The SUIT procedure uses a SUIT envelope. This envelope is a container to transport an update package.

An update package contains an authentication wrapper, one root manifest within an envelope, severable elements, one or more payloads as well as integrated dependencies. Payloads can be either:

  • Images

  • Dependency manifests (each in their own envelope)

  • Other data

Payloads can be distributed individually or embedded in the envelope of the manifest where it is used. This means that an update package or invocation process can be distributed in one large package or as several small packages.

Example of an update package

Example of an update package

SUIT workflows

There are two anticipated workflows for the recipient device that is receiving the update: the update procedure and the invocation procedure.

The update procedure contains the following steps:

Update procedure workflow

Update procedure workflow

The invocation procedure contains the following steps:

Invocation procedure workflow

Invocation procedure workflow

To follow these workflows, there are six main sequences in the SUIT procedure that belong to either the update or the invocation procedure.

The update procedure has three sequences:

  • dependency-resolution - prepares the system for the update by identifying any missing dependency manifests.

  • payload-fetch - all non-integrated payloads are requested over the network.

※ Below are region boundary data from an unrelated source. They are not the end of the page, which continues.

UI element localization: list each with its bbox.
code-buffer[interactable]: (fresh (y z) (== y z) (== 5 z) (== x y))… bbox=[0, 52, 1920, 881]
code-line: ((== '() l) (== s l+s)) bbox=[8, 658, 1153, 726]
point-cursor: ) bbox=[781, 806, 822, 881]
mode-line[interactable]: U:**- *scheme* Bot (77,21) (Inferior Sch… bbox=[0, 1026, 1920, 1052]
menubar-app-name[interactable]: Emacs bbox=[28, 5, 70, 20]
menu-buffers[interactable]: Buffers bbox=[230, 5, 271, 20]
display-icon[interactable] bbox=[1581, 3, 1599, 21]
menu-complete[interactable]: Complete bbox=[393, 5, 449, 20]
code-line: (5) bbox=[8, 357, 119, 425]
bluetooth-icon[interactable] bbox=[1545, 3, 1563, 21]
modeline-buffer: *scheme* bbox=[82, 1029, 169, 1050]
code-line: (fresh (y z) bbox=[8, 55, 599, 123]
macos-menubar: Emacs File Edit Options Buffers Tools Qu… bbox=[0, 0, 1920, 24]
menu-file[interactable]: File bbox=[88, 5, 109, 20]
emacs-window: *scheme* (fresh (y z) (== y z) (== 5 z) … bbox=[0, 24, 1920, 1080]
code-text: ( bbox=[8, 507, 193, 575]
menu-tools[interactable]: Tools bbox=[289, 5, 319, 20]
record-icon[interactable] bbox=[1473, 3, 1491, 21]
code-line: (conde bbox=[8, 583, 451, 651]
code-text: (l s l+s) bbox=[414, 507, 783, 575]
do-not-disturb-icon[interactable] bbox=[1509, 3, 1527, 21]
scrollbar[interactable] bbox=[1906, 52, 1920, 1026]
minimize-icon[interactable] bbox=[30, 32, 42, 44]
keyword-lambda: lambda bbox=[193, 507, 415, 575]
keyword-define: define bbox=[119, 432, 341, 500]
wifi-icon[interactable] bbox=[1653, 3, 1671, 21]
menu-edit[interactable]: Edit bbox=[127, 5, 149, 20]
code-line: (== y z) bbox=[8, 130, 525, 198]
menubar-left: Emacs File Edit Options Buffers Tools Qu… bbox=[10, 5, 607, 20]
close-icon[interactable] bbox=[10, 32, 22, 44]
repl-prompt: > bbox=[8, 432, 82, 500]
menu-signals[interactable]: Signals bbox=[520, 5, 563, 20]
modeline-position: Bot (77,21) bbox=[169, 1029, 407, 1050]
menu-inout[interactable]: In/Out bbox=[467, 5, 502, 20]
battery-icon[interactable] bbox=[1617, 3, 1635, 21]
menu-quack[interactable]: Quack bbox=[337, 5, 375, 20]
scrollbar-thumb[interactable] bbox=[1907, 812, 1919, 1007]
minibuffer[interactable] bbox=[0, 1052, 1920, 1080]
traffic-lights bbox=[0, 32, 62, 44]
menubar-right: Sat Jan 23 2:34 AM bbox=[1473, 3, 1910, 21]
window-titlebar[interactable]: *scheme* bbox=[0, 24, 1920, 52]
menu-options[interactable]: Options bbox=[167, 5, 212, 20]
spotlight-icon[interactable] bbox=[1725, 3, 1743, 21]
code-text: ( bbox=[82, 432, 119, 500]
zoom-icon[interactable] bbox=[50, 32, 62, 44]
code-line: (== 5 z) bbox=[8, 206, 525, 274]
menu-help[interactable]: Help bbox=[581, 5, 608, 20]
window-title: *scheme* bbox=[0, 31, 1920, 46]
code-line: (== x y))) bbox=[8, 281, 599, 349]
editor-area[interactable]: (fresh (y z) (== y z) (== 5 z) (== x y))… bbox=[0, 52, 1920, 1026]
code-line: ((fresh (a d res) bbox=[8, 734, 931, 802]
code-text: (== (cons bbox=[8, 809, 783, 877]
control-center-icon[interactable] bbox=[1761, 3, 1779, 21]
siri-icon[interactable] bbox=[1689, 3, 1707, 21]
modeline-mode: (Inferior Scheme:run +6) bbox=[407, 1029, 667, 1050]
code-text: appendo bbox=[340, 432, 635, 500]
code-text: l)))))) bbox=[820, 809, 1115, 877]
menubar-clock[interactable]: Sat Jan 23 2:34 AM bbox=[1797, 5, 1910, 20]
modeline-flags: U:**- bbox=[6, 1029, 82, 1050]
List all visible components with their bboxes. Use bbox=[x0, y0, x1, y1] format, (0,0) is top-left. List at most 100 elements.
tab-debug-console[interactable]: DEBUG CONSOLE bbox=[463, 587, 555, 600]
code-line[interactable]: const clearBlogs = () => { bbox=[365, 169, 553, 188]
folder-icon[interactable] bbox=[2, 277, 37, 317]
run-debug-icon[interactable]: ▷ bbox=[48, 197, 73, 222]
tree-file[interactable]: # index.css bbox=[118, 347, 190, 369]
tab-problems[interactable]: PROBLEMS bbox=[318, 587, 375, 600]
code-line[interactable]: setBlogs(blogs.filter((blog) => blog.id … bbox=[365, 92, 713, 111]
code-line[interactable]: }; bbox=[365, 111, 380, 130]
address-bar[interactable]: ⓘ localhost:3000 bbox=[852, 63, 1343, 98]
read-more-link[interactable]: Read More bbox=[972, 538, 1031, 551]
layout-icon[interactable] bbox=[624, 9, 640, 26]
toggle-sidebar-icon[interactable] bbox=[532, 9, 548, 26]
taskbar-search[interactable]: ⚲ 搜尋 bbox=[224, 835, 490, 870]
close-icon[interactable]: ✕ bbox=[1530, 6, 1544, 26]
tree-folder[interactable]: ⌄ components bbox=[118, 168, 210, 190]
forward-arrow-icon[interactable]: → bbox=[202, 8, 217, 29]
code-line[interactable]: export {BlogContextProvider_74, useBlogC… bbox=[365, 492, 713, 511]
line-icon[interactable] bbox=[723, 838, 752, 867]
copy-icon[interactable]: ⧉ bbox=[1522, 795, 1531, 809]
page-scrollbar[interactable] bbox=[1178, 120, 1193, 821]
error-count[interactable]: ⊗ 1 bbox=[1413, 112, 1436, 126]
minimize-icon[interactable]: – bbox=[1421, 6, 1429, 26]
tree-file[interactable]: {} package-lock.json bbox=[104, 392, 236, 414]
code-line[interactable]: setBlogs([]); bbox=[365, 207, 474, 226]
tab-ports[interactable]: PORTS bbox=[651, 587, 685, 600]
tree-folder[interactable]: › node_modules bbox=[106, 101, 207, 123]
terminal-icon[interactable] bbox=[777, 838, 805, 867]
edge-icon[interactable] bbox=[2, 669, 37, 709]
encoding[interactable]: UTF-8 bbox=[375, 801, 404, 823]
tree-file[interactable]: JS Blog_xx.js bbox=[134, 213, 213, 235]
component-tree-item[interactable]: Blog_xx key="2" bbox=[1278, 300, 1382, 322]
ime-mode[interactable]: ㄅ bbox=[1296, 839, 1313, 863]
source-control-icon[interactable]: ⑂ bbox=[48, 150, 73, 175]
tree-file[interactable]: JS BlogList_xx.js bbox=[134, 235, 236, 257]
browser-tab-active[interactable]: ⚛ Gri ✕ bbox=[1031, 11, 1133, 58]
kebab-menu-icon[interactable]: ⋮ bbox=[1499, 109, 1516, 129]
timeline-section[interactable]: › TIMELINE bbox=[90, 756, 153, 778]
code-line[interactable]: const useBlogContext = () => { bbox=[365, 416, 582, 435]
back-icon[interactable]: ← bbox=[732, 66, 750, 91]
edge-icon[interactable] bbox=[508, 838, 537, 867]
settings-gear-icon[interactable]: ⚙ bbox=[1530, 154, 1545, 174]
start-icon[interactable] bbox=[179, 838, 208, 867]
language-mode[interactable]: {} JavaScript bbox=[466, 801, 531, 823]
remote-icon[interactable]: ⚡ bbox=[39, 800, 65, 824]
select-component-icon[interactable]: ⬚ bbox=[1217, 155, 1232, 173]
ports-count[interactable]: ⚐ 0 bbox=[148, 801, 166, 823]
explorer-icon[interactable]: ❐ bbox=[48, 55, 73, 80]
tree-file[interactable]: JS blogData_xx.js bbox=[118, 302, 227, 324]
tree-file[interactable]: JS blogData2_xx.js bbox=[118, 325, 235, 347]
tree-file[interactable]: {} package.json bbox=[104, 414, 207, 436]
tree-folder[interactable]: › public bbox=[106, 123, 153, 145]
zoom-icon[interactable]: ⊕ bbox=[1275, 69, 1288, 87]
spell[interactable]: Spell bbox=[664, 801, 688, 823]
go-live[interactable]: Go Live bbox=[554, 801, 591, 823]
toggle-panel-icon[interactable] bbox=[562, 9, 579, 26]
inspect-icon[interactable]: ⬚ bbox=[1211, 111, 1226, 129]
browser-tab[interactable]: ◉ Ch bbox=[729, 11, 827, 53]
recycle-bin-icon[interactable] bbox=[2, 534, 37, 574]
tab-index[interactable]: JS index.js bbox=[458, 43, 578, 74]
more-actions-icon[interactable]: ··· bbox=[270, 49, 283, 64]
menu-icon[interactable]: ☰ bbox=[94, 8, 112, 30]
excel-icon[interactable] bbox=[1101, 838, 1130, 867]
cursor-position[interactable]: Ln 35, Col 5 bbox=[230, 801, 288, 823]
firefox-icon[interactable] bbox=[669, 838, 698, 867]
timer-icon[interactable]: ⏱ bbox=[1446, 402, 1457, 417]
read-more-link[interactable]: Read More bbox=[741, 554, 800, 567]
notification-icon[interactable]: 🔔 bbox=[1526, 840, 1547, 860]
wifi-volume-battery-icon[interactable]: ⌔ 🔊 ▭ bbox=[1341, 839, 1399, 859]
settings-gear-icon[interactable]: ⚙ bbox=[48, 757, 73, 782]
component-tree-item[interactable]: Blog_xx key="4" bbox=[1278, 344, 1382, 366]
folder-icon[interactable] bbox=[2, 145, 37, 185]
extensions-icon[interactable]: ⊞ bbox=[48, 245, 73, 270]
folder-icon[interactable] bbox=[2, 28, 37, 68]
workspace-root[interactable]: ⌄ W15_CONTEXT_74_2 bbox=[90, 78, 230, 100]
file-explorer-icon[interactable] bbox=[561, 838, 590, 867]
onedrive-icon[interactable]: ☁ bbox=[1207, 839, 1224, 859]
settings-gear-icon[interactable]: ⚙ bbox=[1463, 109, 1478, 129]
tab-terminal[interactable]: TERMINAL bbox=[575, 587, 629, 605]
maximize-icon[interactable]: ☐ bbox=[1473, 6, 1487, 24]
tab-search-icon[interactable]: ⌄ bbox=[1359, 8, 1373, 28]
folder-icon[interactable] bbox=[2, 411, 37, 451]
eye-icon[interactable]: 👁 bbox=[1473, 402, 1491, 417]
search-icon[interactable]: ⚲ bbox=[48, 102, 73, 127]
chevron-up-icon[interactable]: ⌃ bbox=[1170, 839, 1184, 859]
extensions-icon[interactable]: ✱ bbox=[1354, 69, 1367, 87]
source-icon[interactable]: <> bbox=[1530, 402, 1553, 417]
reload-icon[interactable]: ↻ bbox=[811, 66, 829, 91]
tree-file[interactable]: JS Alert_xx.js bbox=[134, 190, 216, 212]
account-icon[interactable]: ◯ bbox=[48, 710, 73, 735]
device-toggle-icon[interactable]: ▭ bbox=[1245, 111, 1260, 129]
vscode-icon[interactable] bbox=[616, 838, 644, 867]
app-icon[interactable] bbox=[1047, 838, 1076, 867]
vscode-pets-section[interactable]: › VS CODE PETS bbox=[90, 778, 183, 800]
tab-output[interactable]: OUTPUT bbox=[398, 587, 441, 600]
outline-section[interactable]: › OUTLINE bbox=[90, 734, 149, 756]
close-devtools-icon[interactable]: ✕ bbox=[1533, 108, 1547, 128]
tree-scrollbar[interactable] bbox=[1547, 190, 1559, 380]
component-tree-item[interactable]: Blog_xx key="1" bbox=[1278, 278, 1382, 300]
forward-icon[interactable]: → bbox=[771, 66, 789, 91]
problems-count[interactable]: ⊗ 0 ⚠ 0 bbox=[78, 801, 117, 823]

  • install - the downloaded payloads are copied to their final location.

The following is an example of Diagnostic Notation (decoded CBOR) that features the update procedure’s payload-fetch:

/ payload-fetch / 16:<< [
      / directive-set-component-index / 12,1 ,
      / directive-override-parameters / 20,{
         / image-digest / 3:<< [
            / algorithm-id / -16 / "sha256" /,
            / digest-bytes / h'0011…76543210'

      ] >>,
      / uri / 21:'http://example.com/file.bin',

   } ,
   / directive-fetch / 21,2 ,
   / condition-image-match / 3,15
] >>,

/ install / 17:<< [
   / directive-set-component-index / 12,0 ,

   / directive-override-parameters / 20,{
      / source-component / 22:1 / [h'02'] /,

   } ,
   / directive-copy / 22,2 ,
   / condition-image-match / 3,15
] >>,

The invocation procedure has three sequences, although not all of them are needed for every use case. They are as follows:

  • validate - calculates the digest and checks that it matches the expected digest to ensure that a secure invocation process can take place.

  • load - is used in special cases when the firmware needs to be moved before invoking it.

  • invoke - hands over execution to the firmware.